Le penseur à sa table se regarde les yeux fermés. Une vie qui se regarde, est-ce encore une vie? Le penseur à sa table médite dans le noir.
Le penseur à sa table arpente son domaine, qu’il voudrait conquérir, qu’il voudrait maîtriser. Le chemin qu’il parcourt va d’artère en déveine, et son coeur plein d’espoir aspire à la beauté.
Le penseur à sa table ignorera les craintes. Voit le monde alentours, les objets et les gens… Le penseur en pensant leur laisse son empreinte, multiples carreaux gris qui deviennent vivants.
La nuit, rien ne dort. Jamais la vie ne s’endort. Jamais le ciel ne prend la moindre vacance. La pensée à sa table est un vieux croque-mort qui embaume le jour de blonds et longs silences.
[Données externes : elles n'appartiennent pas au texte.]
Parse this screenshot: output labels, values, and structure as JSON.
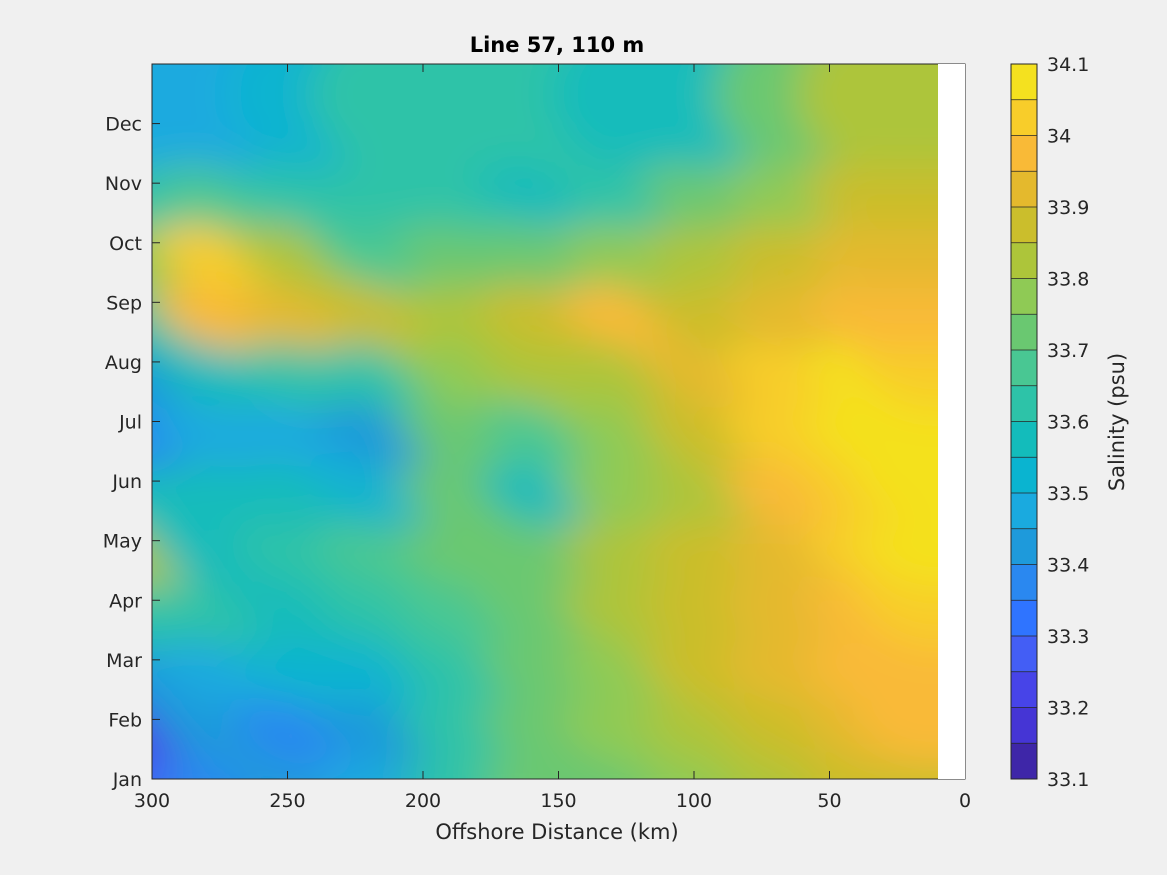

Le penseur à sa table voudrait couvrir le monde, mais le monde en pensée n’est qu’à peine vivant! Le penseur à sa table est à peine pensant: il voudrait exister, et se tue en pensant.
Le penseur se relit, et se trouve un peu grave. Revit ses joies, recrée ses peurs, ses buts, ses quêtes. Pour déjouer la mort se fabrique une fête, ébauche une musique -mais n’est pas plus vivant.
Le penseur à sa table s’imagine en poète. Il se rêve amusant, ou génie, ou enfant… Il aimerait renaître, et renaître espérant: il ne peut que penser, c’est son drame peut-être; et penseur ou pensé, il n’est que moitié d’être. Il n’est qu’à demi-mort ou à demi-vivant.